L’expert en écritures (également compétent pour comparer des signatures) accomplit un travail d’examen et de comparaison de caractéristiques graphiques entre un document de question (dont l’authenticité est mise en doute) et des écrits de référence dont l’origine est admise par les parties, en vue de déterminer si la personne à l’origine des écrits de référence est l’auteur du document litigieux. A noter que l’expertise en écritures peut aussi revêtir un intérêt investigatif4 lorsque ses conclusions soutiennent, par exemple, l’hypothèse d’un écrivain droitier plutôt que gaucher5.

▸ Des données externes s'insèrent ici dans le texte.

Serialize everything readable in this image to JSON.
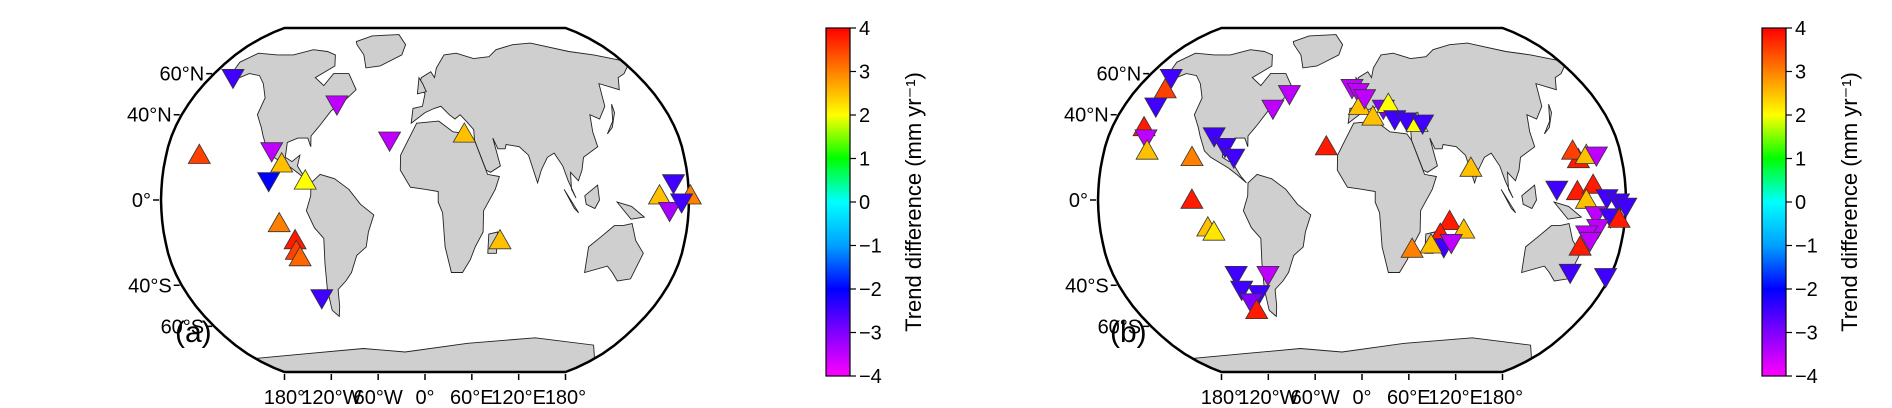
{
  "chart_data": [
    {
      "type": "scatter",
      "panel_label": "(a)",
      "projection": "Robinson",
      "marker": "triangle",
      "x_ticks": [
        "180°",
        "120°W",
        "60°W",
        "0°",
        "60°E",
        "120°E",
        "180°"
      ],
      "y_ticks": [
        "60°N",
        "40°N",
        "0°",
        "40°S",
        "60°S"
      ],
      "colorbar": {
        "label": "Trend difference (mm yr⁻¹)",
        "range": [
          -4,
          4
        ],
        "ticks": [
          "4",
          "3",
          "2",
          "1",
          "0",
          "−1",
          "−2",
          "−3",
          "−4"
        ]
      },
      "points": [
        {
          "lon": -161,
          "lat": 58,
          "value": -2.5,
          "dir": "down"
        },
        {
          "lon": -67,
          "lat": 45,
          "value": -3.5,
          "dir": "down"
        },
        {
          "lon": -157,
          "lat": 21,
          "value": 3.5,
          "dir": "up"
        },
        {
          "lon": -107,
          "lat": 23,
          "value": -3.5,
          "dir": "down"
        },
        {
          "lon": -99,
          "lat": 17,
          "value": 2.5,
          "dir": "up"
        },
        {
          "lon": -82,
          "lat": 9,
          "value": 2,
          "dir": "up"
        },
        {
          "lon": -107,
          "lat": 9,
          "value": -2,
          "dir": "down"
        },
        {
          "lon": -25,
          "lat": 28,
          "value": -3.5,
          "dir": "down"
        },
        {
          "lon": 28,
          "lat": 31,
          "value": 2.5,
          "dir": "up"
        },
        {
          "lon": -100,
          "lat": -11,
          "value": 3,
          "dir": "up"
        },
        {
          "lon": -90,
          "lat": -19,
          "value": 3.8,
          "dir": "up"
        },
        {
          "lon": -90,
          "lat": -24,
          "value": 3.5,
          "dir": "up"
        },
        {
          "lon": -88,
          "lat": -27,
          "value": 3.2,
          "dir": "up"
        },
        {
          "lon": -79,
          "lat": -46,
          "value": -2.5,
          "dir": "down"
        },
        {
          "lon": 52,
          "lat": -19,
          "value": 2.5,
          "dir": "up"
        },
        {
          "lon": 170,
          "lat": 8,
          "value": -2.5,
          "dir": "down"
        },
        {
          "lon": 160,
          "lat": 2,
          "value": 2.5,
          "dir": "up"
        },
        {
          "lon": 181,
          "lat": 2,
          "value": 3,
          "dir": "up"
        },
        {
          "lon": 167,
          "lat": -5,
          "value": -3.3,
          "dir": "down"
        },
        {
          "lon": 175,
          "lat": -1,
          "value": -2.5,
          "dir": "down"
        }
      ]
    },
    {
      "type": "scatter",
      "panel_label": "(b)",
      "projection": "Robinson",
      "marker": "triangle",
      "x_ticks": [
        "180°",
        "120°W",
        "60°W",
        "0°",
        "60°E",
        "120°E",
        "180°"
      ],
      "y_ticks": [
        "60°N",
        "40°N",
        "0°",
        "40°S",
        "60°S"
      ],
      "colorbar": {
        "label": "Trend difference (mm yr⁻¹)",
        "range": [
          -4,
          4
        ],
        "ticks": [
          "4",
          "3",
          "2",
          "1",
          "0",
          "−1",
          "−2",
          "−3",
          "−4"
        ]
      },
      "points": [
        {
          "lon": -160,
          "lat": 58,
          "value": -2.5,
          "dir": "down"
        },
        {
          "lon": -157,
          "lat": 52,
          "value": 3.5,
          "dir": "up"
        },
        {
          "lon": -156,
          "lat": 44,
          "value": -2.5,
          "dir": "down"
        },
        {
          "lon": -157,
          "lat": 34,
          "value": 3.8,
          "dir": "up"
        },
        {
          "lon": -153,
          "lat": 29,
          "value": -3.5,
          "dir": "down"
        },
        {
          "lon": -150,
          "lat": 23,
          "value": 2.5,
          "dir": "up"
        },
        {
          "lon": -57,
          "lat": 50,
          "value": -3.5,
          "dir": "down"
        },
        {
          "lon": -67,
          "lat": 43,
          "value": -3.5,
          "dir": "down"
        },
        {
          "lon": -105,
          "lat": 30,
          "value": -2.5,
          "dir": "down"
        },
        {
          "lon": -96,
          "lat": 25,
          "value": -2.5,
          "dir": "down"
        },
        {
          "lon": -118,
          "lat": 20,
          "value": 3,
          "dir": "up"
        },
        {
          "lon": -89,
          "lat": 20,
          "value": -2.5,
          "dir": "down"
        },
        {
          "lon": -116,
          "lat": 0,
          "value": 3.8,
          "dir": "up"
        },
        {
          "lon": -106,
          "lat": -13,
          "value": 2.5,
          "dir": "up"
        },
        {
          "lon": -102,
          "lat": -15,
          "value": 2.2,
          "dir": "up"
        },
        {
          "lon": -91,
          "lat": -35,
          "value": -2.5,
          "dir": "down"
        },
        {
          "lon": -90,
          "lat": -42,
          "value": -2.5,
          "dir": "down"
        },
        {
          "lon": -78,
          "lat": -44,
          "value": -2.5,
          "dir": "down"
        },
        {
          "lon": -86,
          "lat": -48,
          "value": -3,
          "dir": "down"
        },
        {
          "lon": -84,
          "lat": -52,
          "value": 3.8,
          "dir": "up"
        },
        {
          "lon": -68,
          "lat": -35,
          "value": -3.5,
          "dir": "down"
        },
        {
          "lon": -25,
          "lat": 25,
          "value": 3.8,
          "dir": "up"
        },
        {
          "lon": -8,
          "lat": 53,
          "value": -3.5,
          "dir": "down"
        },
        {
          "lon": -3,
          "lat": 51,
          "value": -3.5,
          "dir": "down"
        },
        {
          "lon": -2,
          "lat": 44,
          "value": 2.5,
          "dir": "up"
        },
        {
          "lon": 2,
          "lat": 48,
          "value": -3.5,
          "dir": "down"
        },
        {
          "lon": 8,
          "lat": 39,
          "value": 2.5,
          "dir": "up"
        },
        {
          "lon": 16,
          "lat": 43,
          "value": -3,
          "dir": "down"
        },
        {
          "lon": 20,
          "lat": 45,
          "value": 2,
          "dir": "up"
        },
        {
          "lon": 24,
          "lat": 38,
          "value": -2.5,
          "dir": "down"
        },
        {
          "lon": 33,
          "lat": 37,
          "value": -2.5,
          "dir": "down"
        },
        {
          "lon": 40,
          "lat": 36,
          "value": 2,
          "dir": "up"
        },
        {
          "lon": 44,
          "lat": 36,
          "value": -2.5,
          "dir": "down"
        },
        {
          "lon": 75,
          "lat": 15,
          "value": 2.5,
          "dir": "up"
        },
        {
          "lon": 60,
          "lat": -10,
          "value": 3.8,
          "dir": "up"
        },
        {
          "lon": 54,
          "lat": -16,
          "value": 3.8,
          "dir": "up"
        },
        {
          "lon": 57,
          "lat": -22,
          "value": -2.5,
          "dir": "down"
        },
        {
          "lon": 48,
          "lat": -21,
          "value": 2.5,
          "dir": "up"
        },
        {
          "lon": 70,
          "lat": -14,
          "value": 2.5,
          "dir": "up"
        },
        {
          "lon": 35,
          "lat": -23,
          "value": 3,
          "dir": "up"
        },
        {
          "lon": 62,
          "lat": -20,
          "value": -3.5,
          "dir": "down"
        },
        {
          "lon": 150,
          "lat": 19,
          "value": 3.8,
          "dir": "up"
        },
        {
          "lon": 147,
          "lat": 23,
          "value": 3.5,
          "dir": "up"
        },
        {
          "lon": 156,
          "lat": 21,
          "value": 2.5,
          "dir": "up"
        },
        {
          "lon": 163,
          "lat": 21,
          "value": -3.5,
          "dir": "down"
        },
        {
          "lon": 133,
          "lat": 5,
          "value": -2.5,
          "dir": "down"
        },
        {
          "lon": 147,
          "lat": 4,
          "value": 3.8,
          "dir": "up"
        },
        {
          "lon": 158,
          "lat": 7,
          "value": 3.8,
          "dir": "up"
        },
        {
          "lon": 153,
          "lat": 0,
          "value": 2.5,
          "dir": "up"
        },
        {
          "lon": 167,
          "lat": 1,
          "value": -2.5,
          "dir": "down"
        },
        {
          "lon": 175,
          "lat": -1,
          "value": -2.5,
          "dir": "down"
        },
        {
          "lon": 180,
          "lat": -3,
          "value": -2.5,
          "dir": "down"
        },
        {
          "lon": 160,
          "lat": -7,
          "value": -3.5,
          "dir": "down"
        },
        {
          "lon": 170,
          "lat": -8,
          "value": -2.5,
          "dir": "down"
        },
        {
          "lon": 176,
          "lat": -9,
          "value": 3.8,
          "dir": "up"
        },
        {
          "lon": 162,
          "lat": -13,
          "value": -3.5,
          "dir": "down"
        },
        {
          "lon": 155,
          "lat": -16,
          "value": -3.5,
          "dir": "down"
        },
        {
          "lon": 158,
          "lat": -19,
          "value": -3.5,
          "dir": "down"
        },
        {
          "lon": 152,
          "lat": -22,
          "value": 3.8,
          "dir": "up"
        },
        {
          "lon": 150,
          "lat": -34,
          "value": -2.5,
          "dir": "down"
        },
        {
          "lon": 177,
          "lat": -36,
          "value": -2.5,
          "dir": "down"
        }
      ]
    }
  ]
}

Avant de procéder à l’examen de l’écriture à proprement parler, l’expert doit vérifier que le matériel remis, à titre de référence, est suffisant pour les besoins de l’expertise. Il doit être suffisamment abondant et couvrir la période de confection du document litigieux. S’il est insuffisant, il convient de requérir la production de matériel de référence supplémentaire. Il est également envisageable, lorsqu’elle est disponible, de convoquer la personne pour obtenir les écrits nécessaires. Dans le contexte pénal, cette possibilité est expressément prévue à l’art. 262 CPP. Cela doit, si possible, se faire en présence de l’expert, qui est la personne la plus compétente pour obtenir un matériel adéquat. Cette étape est cruciale car la qualité de la conclusion de l’expert dépendra étroitement de la qualité du matériel à sa disposition6.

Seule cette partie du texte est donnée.